Un hombre, que regularmente
asistía a las convocatorias de su parroquia, sin ningún aviso dejó de participar
en las actividades. Después de algunas semanas, el párroco decidió visitarlo.
Era una noche muy fría. El sacerdote encontró al hombre en casa, solo, sentado
delante de la chimenea, donde ardía un fuego brillante y acogedor. Adivinando
la razón de la visita, el hombre dio la bienvenida al sacerdote, lo condujo a
una silla, cerca de la chimenea y allí se quedó... Esperaba que el párroco
comenzara a hablar. Pero se hizo un grave silencio. Los dos hombres solo
contemplaban la danza de las llamas en torno de los troncos de leña que ardían.
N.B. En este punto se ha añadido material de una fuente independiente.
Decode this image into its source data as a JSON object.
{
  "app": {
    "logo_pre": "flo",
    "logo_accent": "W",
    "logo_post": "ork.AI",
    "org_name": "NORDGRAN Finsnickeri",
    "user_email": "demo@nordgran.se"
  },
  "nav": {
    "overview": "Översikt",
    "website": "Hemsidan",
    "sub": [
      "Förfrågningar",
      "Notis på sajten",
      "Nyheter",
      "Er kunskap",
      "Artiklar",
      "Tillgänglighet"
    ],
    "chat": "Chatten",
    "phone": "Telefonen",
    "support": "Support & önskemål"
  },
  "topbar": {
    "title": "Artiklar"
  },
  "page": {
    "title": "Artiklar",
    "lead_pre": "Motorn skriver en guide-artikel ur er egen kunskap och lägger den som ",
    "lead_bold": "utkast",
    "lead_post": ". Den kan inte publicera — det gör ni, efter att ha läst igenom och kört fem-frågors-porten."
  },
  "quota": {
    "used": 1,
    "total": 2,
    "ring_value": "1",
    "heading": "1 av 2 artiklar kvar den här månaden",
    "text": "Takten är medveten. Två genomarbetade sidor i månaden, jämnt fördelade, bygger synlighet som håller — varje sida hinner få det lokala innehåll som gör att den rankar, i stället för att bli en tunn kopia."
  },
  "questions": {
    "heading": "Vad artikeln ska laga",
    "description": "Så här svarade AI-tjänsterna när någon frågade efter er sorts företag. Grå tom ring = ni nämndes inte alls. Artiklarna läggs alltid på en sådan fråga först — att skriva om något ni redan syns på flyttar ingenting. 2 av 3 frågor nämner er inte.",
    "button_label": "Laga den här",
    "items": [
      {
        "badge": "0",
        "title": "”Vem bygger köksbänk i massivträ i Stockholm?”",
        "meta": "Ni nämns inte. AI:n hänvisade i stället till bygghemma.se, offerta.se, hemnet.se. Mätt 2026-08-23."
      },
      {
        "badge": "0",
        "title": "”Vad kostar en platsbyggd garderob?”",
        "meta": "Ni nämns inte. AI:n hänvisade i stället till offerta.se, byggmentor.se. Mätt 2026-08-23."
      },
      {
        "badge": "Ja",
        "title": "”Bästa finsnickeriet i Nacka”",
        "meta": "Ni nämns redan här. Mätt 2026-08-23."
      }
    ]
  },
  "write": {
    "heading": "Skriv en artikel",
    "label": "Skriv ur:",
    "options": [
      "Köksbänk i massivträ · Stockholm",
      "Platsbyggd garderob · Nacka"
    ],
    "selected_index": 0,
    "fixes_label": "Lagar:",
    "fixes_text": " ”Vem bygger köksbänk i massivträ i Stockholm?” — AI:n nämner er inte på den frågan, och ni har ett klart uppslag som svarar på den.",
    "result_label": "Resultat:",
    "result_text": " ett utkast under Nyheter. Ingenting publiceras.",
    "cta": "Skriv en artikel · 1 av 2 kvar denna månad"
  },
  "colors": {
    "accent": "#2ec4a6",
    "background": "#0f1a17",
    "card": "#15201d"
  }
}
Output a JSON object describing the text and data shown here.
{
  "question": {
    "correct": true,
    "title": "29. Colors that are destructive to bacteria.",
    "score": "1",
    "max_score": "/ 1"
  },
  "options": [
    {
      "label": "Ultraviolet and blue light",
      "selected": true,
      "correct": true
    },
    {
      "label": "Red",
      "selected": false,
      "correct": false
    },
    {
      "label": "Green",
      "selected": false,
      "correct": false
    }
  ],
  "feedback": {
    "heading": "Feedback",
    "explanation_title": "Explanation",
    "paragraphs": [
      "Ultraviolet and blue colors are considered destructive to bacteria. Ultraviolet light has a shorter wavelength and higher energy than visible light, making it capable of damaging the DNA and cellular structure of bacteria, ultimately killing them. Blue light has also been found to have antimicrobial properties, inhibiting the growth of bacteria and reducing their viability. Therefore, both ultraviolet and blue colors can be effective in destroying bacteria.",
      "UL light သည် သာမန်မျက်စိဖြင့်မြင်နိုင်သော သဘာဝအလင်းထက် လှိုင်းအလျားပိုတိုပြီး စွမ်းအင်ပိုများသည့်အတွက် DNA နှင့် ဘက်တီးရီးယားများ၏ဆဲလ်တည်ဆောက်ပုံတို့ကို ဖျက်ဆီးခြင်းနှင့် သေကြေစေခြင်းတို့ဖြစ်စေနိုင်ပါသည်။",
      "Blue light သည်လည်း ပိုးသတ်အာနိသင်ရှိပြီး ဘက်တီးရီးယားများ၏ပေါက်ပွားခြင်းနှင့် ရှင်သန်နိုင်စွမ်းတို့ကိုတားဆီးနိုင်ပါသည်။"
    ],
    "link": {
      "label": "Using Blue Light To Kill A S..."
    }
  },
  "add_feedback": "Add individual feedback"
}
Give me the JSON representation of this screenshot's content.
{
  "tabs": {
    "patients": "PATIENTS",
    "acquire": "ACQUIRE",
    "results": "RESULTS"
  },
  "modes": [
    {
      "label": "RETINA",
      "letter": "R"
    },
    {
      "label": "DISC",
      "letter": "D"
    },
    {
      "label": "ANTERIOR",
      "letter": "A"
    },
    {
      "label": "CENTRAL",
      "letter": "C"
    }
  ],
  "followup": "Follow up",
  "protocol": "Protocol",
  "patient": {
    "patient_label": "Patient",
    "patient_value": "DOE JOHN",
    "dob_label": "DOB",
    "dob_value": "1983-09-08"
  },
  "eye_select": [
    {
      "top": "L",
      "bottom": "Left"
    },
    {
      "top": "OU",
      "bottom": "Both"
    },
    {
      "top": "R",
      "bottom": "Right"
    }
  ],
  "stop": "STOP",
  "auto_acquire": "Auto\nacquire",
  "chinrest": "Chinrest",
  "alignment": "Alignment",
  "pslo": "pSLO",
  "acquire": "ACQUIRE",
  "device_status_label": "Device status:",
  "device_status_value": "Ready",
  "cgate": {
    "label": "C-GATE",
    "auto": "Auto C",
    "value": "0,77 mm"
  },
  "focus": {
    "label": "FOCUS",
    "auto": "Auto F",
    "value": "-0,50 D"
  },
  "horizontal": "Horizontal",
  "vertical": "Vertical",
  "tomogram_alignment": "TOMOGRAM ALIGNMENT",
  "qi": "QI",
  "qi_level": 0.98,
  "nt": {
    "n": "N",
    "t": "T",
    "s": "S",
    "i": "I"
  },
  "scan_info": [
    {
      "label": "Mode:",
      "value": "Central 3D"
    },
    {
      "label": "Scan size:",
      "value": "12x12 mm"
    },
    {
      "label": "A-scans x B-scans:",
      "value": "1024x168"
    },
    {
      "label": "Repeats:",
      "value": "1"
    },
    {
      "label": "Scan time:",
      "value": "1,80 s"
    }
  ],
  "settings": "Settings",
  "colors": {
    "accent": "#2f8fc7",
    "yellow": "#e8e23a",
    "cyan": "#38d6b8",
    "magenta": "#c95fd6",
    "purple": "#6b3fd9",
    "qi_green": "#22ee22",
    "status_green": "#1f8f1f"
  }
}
Al cabo de algunos minutos, el sacerdote examinó las brasas que se formaron y
cuidadosamente seleccionó una de ellas, la más incandescente de todas,
empujándola hacia un lado. Volvió entonces a sentarse, permaneciendo silencioso
e inmóvil. El anfitrión prestaba atención a todo, fascinado y quieto. Al poco
rato, la llama de la brasa solitaria disminuyó, hasta que solo hubo un brillo
momentáneo y su fuego se apagó de una vez. En poco tiempo, lo que antes era una
fiesta de calor y luz, ahora no pasaba de ser un negro, frío y muerto pedazo de
carbón recubierto de una espesa capa de ceniza grisácea. Ninguna palabra había
sido dicha desde el protocolario saludo inicial entre los dos amigos. El
párroco, antes de prepararse para salir, manipuló nuevamente el carbón frío e
inútil, colocándolo de nuevo en el medio del fuego. Casi inmediatamente se
volvió a encender, alimentado por la luz y el calor de los carbones ardientes
en torno de él. Cuando el sacerdote alcanzó la puerta para partir, su anfitrión
le dijo: - Gracias Padre por la visita, y por sus palabras. ¡Que Dios, Padre,
lo bendiga! Regresaré... ¡Nos veremos en la Parroquia!